Mais pourquoi « Veritas » base-t-il son opinion sur la question de religion? Je ne vois absolument pas, à moins que ce ne soit pour s’assurer votre compassion au nom de gens que vous avez toujours noblement soutenus. Mais dans le cas présent, je ne peux voir la nécessité d’une telle stratégie. Je suis certain que je n’ai pas fait la moindre allusion à quelque catégorie que ce soit, ni nationale, ni politique, ni confessionnelle; car, comme je l’ai souligné plus haut, les parties adverses d’un groupe, si ce qu’on en dit est vrai, provenaient de ces trois catégories – c.-à-d. nationalités, politiques et croyances. Et comme cela était bien connu dans notre communauté, il peut effectivement sembler malveillant que j’aie fait référence à mes amis catholiques, sachant quel était le sentiment général à leur égard.

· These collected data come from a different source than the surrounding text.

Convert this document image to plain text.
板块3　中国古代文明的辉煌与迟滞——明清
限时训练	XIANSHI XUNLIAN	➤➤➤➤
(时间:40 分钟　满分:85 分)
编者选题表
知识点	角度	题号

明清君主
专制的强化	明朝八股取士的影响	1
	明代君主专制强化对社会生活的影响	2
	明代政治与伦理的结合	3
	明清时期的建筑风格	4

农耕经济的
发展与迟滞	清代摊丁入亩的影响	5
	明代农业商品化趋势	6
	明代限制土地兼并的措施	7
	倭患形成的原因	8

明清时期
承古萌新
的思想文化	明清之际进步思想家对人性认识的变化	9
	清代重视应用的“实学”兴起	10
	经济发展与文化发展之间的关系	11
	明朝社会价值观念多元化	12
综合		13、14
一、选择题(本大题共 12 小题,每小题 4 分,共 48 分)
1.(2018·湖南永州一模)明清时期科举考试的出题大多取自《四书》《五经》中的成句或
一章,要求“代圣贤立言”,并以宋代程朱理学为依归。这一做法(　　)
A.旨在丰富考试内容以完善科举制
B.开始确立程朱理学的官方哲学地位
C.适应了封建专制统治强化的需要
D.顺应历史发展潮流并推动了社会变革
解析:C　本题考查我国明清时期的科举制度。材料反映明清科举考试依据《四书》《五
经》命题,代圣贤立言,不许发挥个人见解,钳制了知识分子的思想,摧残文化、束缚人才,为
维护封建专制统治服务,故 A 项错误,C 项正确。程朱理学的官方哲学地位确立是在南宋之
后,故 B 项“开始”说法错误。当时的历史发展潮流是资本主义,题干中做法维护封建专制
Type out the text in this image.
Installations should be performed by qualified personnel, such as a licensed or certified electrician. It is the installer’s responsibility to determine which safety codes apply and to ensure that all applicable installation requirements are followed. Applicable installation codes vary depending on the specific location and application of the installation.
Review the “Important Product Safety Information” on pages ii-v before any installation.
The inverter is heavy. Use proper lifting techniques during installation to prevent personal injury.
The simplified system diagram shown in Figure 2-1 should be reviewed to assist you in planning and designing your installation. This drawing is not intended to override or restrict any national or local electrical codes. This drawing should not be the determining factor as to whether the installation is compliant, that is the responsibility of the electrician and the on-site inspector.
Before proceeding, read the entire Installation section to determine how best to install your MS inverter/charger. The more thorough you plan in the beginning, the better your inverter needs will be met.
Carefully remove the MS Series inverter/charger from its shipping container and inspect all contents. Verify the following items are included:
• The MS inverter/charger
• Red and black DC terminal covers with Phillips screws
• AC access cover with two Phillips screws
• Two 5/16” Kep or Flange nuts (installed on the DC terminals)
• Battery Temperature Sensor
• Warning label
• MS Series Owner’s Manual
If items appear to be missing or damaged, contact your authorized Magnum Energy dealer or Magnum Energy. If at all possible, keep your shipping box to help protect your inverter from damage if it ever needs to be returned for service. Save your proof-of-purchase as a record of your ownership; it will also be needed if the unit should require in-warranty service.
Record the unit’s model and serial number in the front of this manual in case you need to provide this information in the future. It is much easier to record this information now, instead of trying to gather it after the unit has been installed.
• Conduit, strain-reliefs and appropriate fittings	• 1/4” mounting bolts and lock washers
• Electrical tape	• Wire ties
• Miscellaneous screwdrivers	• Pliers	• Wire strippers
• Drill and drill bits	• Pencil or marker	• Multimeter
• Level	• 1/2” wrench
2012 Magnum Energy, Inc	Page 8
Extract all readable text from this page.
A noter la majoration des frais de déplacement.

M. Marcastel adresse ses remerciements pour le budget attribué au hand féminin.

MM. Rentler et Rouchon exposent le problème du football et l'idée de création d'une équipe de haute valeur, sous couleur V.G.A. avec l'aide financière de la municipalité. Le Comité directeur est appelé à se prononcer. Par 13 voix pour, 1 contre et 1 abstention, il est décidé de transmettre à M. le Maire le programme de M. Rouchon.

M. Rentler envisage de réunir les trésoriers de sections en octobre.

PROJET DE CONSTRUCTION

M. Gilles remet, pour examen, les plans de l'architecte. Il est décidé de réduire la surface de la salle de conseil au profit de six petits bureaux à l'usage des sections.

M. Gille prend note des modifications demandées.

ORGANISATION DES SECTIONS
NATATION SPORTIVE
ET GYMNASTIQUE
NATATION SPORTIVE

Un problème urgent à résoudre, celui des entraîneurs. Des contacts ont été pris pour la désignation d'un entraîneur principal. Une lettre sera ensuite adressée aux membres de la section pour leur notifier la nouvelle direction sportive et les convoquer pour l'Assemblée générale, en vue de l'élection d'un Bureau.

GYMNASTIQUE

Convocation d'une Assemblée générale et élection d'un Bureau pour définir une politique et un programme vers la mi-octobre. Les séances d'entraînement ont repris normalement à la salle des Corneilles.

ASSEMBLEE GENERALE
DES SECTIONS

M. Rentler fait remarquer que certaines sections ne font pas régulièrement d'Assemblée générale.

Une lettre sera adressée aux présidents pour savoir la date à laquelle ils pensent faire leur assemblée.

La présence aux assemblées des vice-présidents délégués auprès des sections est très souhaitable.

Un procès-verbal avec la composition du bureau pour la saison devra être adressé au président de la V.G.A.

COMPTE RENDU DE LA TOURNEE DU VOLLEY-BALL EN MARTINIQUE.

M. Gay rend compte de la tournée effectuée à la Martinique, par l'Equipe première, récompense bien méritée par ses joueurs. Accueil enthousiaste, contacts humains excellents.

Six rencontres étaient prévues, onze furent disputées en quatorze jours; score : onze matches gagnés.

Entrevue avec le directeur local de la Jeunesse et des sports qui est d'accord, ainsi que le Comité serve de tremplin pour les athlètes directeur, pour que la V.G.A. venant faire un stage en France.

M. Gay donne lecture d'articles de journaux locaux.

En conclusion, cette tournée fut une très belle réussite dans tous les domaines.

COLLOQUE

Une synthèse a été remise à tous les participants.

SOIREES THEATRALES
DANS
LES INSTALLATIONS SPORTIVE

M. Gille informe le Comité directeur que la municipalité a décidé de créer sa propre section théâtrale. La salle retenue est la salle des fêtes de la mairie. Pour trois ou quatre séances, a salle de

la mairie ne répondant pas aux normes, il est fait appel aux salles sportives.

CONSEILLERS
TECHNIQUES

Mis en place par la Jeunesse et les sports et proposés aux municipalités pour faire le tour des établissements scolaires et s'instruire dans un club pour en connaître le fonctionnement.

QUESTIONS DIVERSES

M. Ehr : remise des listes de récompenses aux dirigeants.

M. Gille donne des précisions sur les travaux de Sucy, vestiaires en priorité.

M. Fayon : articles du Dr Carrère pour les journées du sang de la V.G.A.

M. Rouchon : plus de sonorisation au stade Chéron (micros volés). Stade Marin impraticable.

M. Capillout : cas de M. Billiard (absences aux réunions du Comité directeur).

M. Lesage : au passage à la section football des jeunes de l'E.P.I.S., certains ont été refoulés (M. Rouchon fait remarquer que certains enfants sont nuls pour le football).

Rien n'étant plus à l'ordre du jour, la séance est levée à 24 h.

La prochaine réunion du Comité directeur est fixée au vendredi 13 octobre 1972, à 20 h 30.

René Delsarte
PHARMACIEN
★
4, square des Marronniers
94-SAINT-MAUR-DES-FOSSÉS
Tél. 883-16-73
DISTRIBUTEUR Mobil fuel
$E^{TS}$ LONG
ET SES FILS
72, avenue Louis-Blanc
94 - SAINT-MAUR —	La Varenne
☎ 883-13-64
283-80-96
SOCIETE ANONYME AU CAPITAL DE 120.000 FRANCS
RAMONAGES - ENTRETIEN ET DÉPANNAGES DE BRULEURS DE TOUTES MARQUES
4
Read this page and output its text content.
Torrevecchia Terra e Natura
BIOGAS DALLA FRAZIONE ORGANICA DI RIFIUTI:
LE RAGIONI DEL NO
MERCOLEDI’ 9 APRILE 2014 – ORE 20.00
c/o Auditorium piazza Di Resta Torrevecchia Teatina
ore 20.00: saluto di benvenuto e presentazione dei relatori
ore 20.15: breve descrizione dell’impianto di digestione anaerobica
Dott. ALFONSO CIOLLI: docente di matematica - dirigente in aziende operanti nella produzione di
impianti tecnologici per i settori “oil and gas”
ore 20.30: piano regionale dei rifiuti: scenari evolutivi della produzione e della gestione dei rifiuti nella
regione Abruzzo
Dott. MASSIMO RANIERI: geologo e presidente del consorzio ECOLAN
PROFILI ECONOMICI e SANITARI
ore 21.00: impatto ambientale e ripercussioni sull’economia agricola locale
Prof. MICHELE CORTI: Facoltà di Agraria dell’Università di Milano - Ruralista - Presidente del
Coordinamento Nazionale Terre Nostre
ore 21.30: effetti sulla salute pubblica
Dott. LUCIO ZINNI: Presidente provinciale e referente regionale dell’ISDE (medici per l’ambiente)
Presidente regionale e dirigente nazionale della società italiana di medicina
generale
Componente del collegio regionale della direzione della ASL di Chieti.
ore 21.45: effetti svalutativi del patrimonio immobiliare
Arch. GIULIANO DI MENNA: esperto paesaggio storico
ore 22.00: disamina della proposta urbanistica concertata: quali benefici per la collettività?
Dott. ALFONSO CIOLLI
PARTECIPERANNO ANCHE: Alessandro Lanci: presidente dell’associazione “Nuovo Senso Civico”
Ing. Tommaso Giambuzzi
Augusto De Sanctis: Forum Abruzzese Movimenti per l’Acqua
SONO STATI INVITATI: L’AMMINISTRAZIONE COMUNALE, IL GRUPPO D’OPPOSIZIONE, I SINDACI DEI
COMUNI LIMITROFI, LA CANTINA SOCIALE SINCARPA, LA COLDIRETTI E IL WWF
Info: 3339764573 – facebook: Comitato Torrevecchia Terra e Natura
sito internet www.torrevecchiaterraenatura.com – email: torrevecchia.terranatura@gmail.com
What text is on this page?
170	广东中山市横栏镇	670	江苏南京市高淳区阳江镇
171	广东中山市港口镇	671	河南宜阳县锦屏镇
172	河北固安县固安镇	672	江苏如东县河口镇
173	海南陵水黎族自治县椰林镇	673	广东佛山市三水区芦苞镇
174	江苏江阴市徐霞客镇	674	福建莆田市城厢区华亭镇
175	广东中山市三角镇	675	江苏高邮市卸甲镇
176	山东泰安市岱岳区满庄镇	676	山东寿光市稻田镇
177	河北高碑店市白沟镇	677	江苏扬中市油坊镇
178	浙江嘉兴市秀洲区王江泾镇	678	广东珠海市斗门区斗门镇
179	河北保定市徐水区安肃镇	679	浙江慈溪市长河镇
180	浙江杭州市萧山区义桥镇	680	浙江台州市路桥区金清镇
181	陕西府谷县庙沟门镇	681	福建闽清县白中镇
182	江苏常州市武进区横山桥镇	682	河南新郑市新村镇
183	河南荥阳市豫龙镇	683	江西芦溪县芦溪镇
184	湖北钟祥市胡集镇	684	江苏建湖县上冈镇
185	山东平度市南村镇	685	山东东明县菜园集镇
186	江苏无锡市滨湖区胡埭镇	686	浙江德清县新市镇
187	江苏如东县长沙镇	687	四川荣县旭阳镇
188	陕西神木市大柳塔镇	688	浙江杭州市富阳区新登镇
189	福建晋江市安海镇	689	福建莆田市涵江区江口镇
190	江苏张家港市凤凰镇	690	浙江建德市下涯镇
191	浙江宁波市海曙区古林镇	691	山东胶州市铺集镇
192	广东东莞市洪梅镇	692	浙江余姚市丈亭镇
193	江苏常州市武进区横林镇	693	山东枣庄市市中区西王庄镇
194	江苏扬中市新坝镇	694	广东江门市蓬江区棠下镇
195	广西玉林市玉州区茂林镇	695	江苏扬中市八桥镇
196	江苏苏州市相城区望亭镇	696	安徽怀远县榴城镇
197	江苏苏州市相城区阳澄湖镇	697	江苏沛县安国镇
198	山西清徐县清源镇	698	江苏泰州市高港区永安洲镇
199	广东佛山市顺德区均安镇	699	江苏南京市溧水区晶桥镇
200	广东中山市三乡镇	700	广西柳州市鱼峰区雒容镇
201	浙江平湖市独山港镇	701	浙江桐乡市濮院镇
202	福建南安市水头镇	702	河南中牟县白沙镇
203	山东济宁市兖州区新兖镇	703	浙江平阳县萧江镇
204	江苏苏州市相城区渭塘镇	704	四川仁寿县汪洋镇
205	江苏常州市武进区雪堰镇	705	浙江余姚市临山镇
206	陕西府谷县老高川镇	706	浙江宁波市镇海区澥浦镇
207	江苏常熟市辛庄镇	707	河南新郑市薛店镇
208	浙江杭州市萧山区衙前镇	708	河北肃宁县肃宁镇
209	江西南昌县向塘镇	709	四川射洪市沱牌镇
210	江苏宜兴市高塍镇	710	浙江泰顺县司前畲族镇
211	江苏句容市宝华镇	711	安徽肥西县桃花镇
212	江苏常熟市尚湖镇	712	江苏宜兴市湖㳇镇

Tandis que nous soulevons la question, permettez-moi de faire quelques remarques qui inciteront peut-être « Veritas » à adopter une position plus indulgente. Le fait que certains membres de notre communauté aient traversé une rude épreuve alors qu’ils étaient incarcérés sous une accusation dont la loi les a innocentés est maintenant passé à l’histoire. Il est aussi devenu évident que, afin de payer une partie des lourds frais de leur défense, un appel a été lancé aux municipalités environnantes pour qu’elles les aident à s’acquitter de leur dette. J’aimerais demander à « Veritas », la question de religion a-t-elle jamais effleuré l’esprit de ceux qui ont contribué à ce fonds? A-t-elle effleuré l’esprit de toutes les confessions protestantes qui ont exprimé leur sincère compassion aux hommes pendant leur longue incarcération et durant la terrible épreuve qu’a été leur procès? Je réponds que non. Je dirai même plus, quand est venu le temps de cet important exercice, sur une population de plus de 1000 âmes à Lucan, dont seulement environ un dixième sont catholiques, les gens sollicitant l’aide financière n’ont rencontré que deux refus – et je tiens de source sûre que l’un d’eux était catholique. Quel peut alors être l’objectif de « Veritas » en insistant sur ce thème sectaire? Peut-il nommer un seul exemple dans l’histoire de Biddulph où cette question a troublé la paix et l’harmonie existant dans la communauté entre catholiques et protestants? Malgré tous nos torts, et nous reconnaissons notre part, je sais ne pas me tromper en affirmant que la question du sectarisme n’a jamais dérangé les relations paisibles d’homme à homme, quelles que soient leurs croyances. Pourquoi alors s’acharner sur les catholiques de Biddulph sans la moindre raison?

[...] Et maintenant, mon cher Monsieur, comme « Veritas » est jaloux que j’adopte son ancien nom de plume « Zoulou », je conclurai cette épître plutôt longue en signant moi-même bien à vous, BOER.